37 幼女魔王、危機を迎える①

 サキ一行が洞窟から脱出して数分、レイラの顔には未だ涙が伝っていた。

 レイラは現在『放心』という言葉がしっくりくる様子でその場に立ち尽くしている。


「レイラ……」


 そしてサキもまたどうしたら良いのか分からないといった様子でその場に立ち尽くしていた。

 彼女としてもこのレイラの反応は想定外のことだった。

 どうして今まで騙していた自分に謝るのだろう、謝るとすれば自分の方ではないかとサキは考えていた。

 しかし、実際レイラは謝罪の言葉をサキに発している。

 サキとしては混乱する一方だった。


「少し良いですか? サキさん……」


 サキとレイラの間に突然ラフィエールが割り込みサキへと声をかける。

 彼女は今まで見たことないような真剣な顔をしていた。

 そんな彼女の顔を見て重要な話があると察したサキは彼女へと体を向けて話す体勢を整える。

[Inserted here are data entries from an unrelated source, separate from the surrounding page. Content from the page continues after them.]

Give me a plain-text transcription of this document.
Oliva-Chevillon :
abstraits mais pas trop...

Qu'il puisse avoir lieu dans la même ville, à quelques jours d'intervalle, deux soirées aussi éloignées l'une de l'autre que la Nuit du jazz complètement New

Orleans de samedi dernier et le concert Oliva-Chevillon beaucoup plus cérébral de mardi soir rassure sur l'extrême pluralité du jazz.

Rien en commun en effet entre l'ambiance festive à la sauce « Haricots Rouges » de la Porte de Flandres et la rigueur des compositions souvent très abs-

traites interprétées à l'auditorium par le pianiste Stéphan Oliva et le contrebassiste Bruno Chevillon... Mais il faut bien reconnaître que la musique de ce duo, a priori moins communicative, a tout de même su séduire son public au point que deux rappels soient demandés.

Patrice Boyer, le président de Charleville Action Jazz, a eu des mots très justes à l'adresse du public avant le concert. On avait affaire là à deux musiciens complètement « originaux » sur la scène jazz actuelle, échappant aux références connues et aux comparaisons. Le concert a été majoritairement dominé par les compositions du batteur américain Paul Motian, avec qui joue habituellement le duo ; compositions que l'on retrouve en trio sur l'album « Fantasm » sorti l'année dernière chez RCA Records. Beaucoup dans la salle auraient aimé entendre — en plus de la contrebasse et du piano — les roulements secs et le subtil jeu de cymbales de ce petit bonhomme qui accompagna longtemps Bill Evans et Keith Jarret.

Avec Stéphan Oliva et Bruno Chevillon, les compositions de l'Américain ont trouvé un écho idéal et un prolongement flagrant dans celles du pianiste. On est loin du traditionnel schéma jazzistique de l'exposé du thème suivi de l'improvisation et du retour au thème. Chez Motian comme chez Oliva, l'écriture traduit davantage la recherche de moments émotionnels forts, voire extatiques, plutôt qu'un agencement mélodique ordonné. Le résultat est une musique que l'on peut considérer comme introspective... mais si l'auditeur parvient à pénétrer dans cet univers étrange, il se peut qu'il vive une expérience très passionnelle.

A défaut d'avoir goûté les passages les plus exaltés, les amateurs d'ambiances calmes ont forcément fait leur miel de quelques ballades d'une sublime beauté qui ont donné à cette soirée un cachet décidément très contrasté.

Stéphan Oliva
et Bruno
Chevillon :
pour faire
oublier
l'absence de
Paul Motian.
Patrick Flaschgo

 それからサキは準備が出来たことをラフィエールに伝えた。


「ああ、大丈夫だ」


 サキの返事を聞いたラフィエールはゆっくりと口を開く。

 ラフィエールは一体どんな話をするつもりなのか、彼女が言葉を発するまでの時間をサキは永遠のように感じていた。

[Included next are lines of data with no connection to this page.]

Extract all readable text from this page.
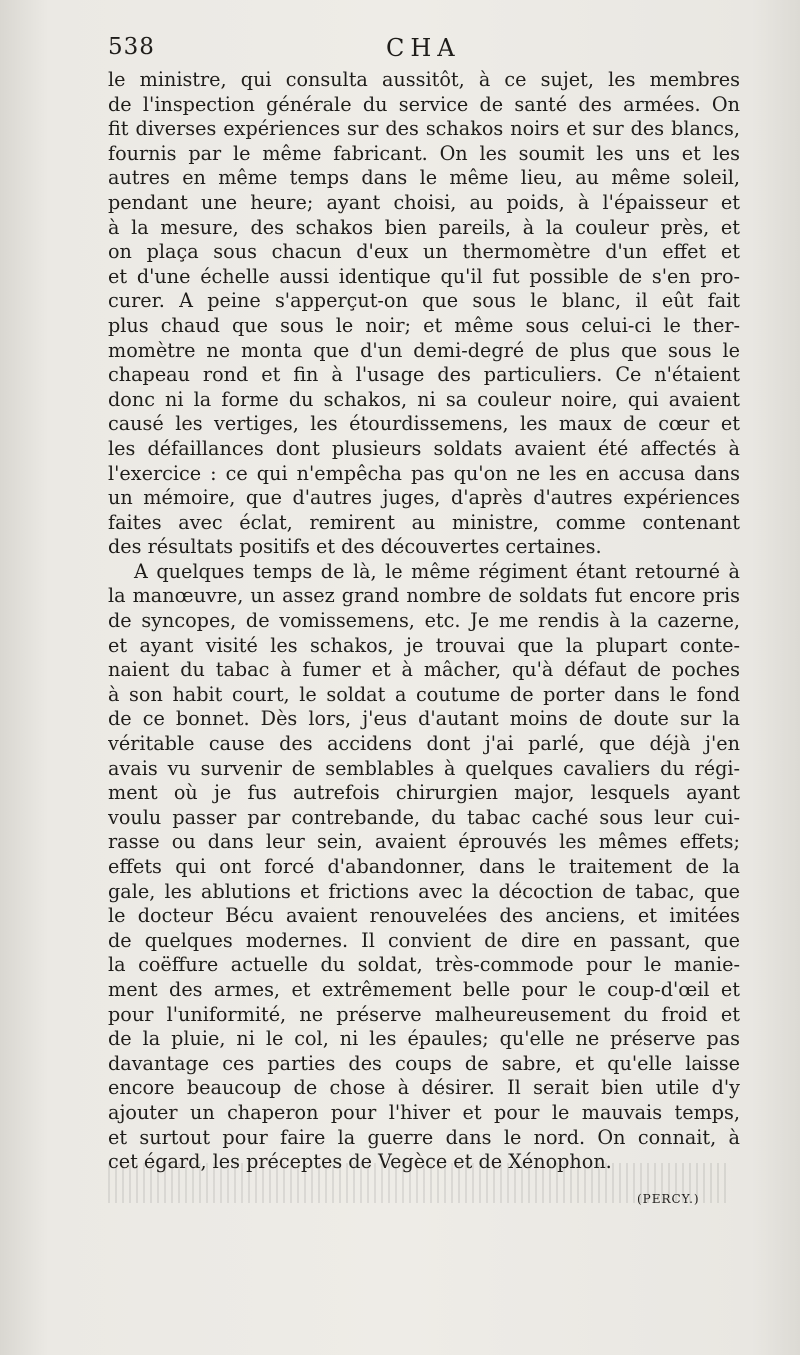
538	CHA
le ministre, qui consulta aussitôt, à ce sujet, les membres
de l'inspection générale du service de santé des armées. On
fit diverses expériences sur des schakos noirs et sur des blancs,
fournis par le même fabricant. On les soumit les uns et les
autres en même temps dans le même lieu, au même soleil,
pendant une heure; ayant choisi, au poids, à l'épaisseur et
à la mesure, des schakos bien pareils, à la couleur près, et
on plaça sous chacun d'eux un thermomètre d'un effet et
et d'une échelle aussi identique qu'il fut possible de s'en pro-
curer. A peine s'apperçut-on que sous le blanc, il eût fait
plus chaud que sous le noir; et même sous celui-ci le ther-
momètre ne monta que d'un demi-degré de plus que sous le
chapeau rond et fin à l'usage des particuliers. Ce n'étaient
donc ni la forme du schakos, ni sa couleur noire, qui avaient
causé les vertiges, les étourdissemens, les maux de cœur et
les défaillances dont plusieurs soldats avaient été affectés à
l'exercice : ce qui n'empêcha pas qu'on ne les en accusa dans
un mémoire, que d'autres juges, d'après d'autres expériences
faites avec éclat, remirent au ministre, comme contenant
des résultats positifs et des découvertes certaines.
A quelques temps de là, le même régiment étant retourné à
la manœuvre, un assez grand nombre de soldats fut encore pris
de syncopes, de vomissemens, etc. Je me rendis à la cazerne,
et ayant visité les schakos, je trouvai que la plupart conte-
naient du tabac à fumer et à mâcher, qu'à défaut de poches
à son habit court, le soldat a coutume de porter dans le fond
de ce bonnet. Dès lors, j'eus d'autant moins de doute sur la
véritable cause des accidens dont j'ai parlé, que déjà j'en
avais vu survenir de semblables à quelques cavaliers du régi-
ment où je fus autrefois chirurgien major, lesquels ayant
voulu passer par contrebande, du tabac caché sous leur cui-
rasse ou dans leur sein, avaient éprouvés les mêmes effets;
effets qui ont forcé d'abandonner, dans le traitement de la
gale, les ablutions et frictions avec la décoction de tabac, que
le docteur Bécu avaient renouvelées des anciens, et imitées
de quelques modernes. Il convient de dire en passant, que
la coëffure actuelle du soldat, très-commode pour le manie-
ment des armes, et extrêmement belle pour le coup-d'œil et
pour l'uniformité, ne préserve malheureusement du froid et
de la pluie, ni le col, ni les épaules; qu'elle ne préserve pas
davantage ces parties des coups de sabre, et qu'elle laisse
encore beaucoup de chose à désirer. Il serait bien utile d'y
ajouter un chaperon pour l'hiver et pour le mauvais temps,
et surtout pour faire la guerre dans le nord. On connait, à
cet égard, les préceptes de Vegèce et de Xénophon.
(PERCY.)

 それほどまでに緊張感のある空気が二人の間に充満していたのだ。


「では聞きます。あなたとあの魔人が話していたことは全て事実なのですか?」


 ラフィエールがサキに聞いたのは彼女とサタルニクスの会話が事実かということ。

 つまりラフィエールは人間に危害を加えないという話は本当かどうかをサキに聞きたかった。

 この質問にサキは首の頷きをもって返事をする。


「そうですか……」


 サキの返事を聞いたラフィエールはどこかホッとしたような困惑しているような複雑な表情を浮かべていた。

 というのも世間一般で魔王は人間の敵である。

 その魔王が人間に危害を加えないなど普通なら信じられないことなのだ。

 レイラのように例外もいるがラフィエールの反応は極めて正しいものだった。

 サキもそのことについては承知しているので三人を安心させる言葉を再度発する。


「安心してくれ。俺自身、人間に危害を加えることは今も昔もしていない。今までの行動を見ていれば分かるはずだ」


 サキの言葉でようやく彼女を信じたのかラフィエールは一先ず安心といった表情を浮かべる。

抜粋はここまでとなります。